[공지] 아연 HK 워크숍
2013.04.09 8675
2013년 제2차 HK 워크솝
- 시간: 2013년 4월 15일 오후 4시-6시
- 장소: 아세아문제연구소 대회의실
1. 손기영(아세아문제연구소 HK연구교수)
Japan’s Recalibration of Risk and the Framing of Okinawa as a Maritime “Great Wall” against China: The Role of State, Market, and Society Actors
Son Key-young and Ra Mason
(요약문)
For the past sixty years Okinawa has been exposed to a shifting set of risks associated with its hosting of United States (US) military bases and the contingent deployment of personnel and stationing of equipment. In addition, the Ryukyu island chain’s precarious position and contested utilization has been brought to the fore by multilateral posturing over the sovereignty of a set of its many outlying rocks; contended between China, Japan and Taiwan – all lay claim to the, so called, Senkaku (aka, Diaoyu or Pinnacle Islands), which lie off Okinawan shores.

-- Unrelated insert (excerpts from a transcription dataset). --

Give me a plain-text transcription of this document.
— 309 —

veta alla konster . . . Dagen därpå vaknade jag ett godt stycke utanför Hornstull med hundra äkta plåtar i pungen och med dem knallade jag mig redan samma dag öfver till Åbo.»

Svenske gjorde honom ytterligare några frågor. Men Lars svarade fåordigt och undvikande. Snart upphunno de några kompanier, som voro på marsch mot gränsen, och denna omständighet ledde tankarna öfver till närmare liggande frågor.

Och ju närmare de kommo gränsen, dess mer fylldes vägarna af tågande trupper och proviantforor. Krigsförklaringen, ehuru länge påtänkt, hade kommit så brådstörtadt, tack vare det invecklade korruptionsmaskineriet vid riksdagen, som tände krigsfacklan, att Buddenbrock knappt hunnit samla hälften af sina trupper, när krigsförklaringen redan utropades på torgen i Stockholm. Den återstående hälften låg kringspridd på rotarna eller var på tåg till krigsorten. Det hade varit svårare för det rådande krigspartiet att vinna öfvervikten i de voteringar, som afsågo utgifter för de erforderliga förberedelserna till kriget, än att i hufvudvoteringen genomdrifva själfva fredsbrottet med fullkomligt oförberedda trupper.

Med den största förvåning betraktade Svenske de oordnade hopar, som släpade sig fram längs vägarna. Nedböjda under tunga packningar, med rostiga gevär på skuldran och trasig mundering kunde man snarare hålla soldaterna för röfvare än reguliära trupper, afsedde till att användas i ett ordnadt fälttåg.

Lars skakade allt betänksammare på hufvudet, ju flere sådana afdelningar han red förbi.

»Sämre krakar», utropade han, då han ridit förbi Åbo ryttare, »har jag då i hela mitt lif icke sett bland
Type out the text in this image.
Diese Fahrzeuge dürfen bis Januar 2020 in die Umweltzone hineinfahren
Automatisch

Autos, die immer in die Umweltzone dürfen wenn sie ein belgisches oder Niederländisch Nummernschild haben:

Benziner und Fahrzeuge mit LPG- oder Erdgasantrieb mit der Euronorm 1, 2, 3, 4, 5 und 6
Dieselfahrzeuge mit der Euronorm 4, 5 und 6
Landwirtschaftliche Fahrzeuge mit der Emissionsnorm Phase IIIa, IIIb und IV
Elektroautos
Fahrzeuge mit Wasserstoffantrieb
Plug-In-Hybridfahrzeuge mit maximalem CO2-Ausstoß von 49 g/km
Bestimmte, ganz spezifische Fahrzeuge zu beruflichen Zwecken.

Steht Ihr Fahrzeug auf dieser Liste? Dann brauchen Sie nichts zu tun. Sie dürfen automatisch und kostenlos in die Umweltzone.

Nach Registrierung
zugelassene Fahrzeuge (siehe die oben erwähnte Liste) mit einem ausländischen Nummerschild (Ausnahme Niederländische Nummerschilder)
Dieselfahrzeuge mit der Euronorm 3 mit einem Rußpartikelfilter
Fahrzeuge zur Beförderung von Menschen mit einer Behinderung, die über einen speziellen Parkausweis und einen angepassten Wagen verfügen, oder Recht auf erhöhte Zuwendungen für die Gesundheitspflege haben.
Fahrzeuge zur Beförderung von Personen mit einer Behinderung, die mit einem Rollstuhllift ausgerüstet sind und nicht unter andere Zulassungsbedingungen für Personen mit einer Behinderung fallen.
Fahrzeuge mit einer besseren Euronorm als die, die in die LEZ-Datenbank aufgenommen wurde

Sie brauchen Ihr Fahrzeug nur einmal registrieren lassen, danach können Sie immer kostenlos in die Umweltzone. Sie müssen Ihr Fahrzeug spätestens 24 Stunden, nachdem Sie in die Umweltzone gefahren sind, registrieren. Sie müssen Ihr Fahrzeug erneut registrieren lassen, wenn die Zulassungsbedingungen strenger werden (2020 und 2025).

The U.S. Marines stationed on Okinawa could potentially be those to be sent to the Senkakus, in the unlikely event they were seized by China. Indeed, U.S. and Japanese forces have conducted a series of operations with the scenario of retaking the islands from China, if it were forcibly occupied by forces from the PRC. Increasingly, the Ryukyu island chain is emerging as a “a giant maritime Great Wall intervening between it and the Pacific Ocean.” How this and the on-going base relocation issues have seen the responsibility for risk shifted from external (US) to state (Japan), and then on to sub-national actors is elucidated through a case study analysis of the stakeholders who have suffered the greatest harms as a result, such as the residents of Ginowan City protesting the recent deployment of the Ospreys at the US Marine Corps Air Station Futenma, women raped by US servicemen and the local marine ecosystem crushed under base construction. The interplay between the central government’s successful co-opting of the localities, such as Yonaguni, and the lingering anti-base sentiment and sporadic protests further complicates the process of risk mediation.
2. 이동준(아세아문제연구소 HK연구교수)
제목: Balancing Statecraft and Regional Stability: Focusing on the Northeast Asian Alliance Politics during the Cold War
(요약문)
My presentation purports to address two questions. The first is about the role that alliances played in Northeast Asia during the Cold War. How did alliances affect the Cold War in Northeast Asia? Did alliances in Northeast Asia contribute to the regional stability or to the escalation of the Cold War? The second question concerns the implications of alliance politics in Northeast Asia for Balance of Power (Bop) theory. BoP theory, arguably one of the most well-known and influential theories explaining alliance politics, has been under serious scrutiny since the Cold War, and its internal and external validity has become a target of intensive debate. In short, my presentation attempts to examine the extent to which BoP theory explains alliance politics in Northeast Asian Cold War and to determine what the empirical analysis of the alliance politics indicates for the limitations and refinements of the theory. In addressing the questions stated above, I will focus on five bilateral alliances and one strategic relations in Northeast Asia during the Cold War—the Sino-Soviet alliance, the U.S.-Japan alliance, the U.S.-South Korean alliance, North Korea’s alliances with the Soviet Union and China, and Sino-American relations.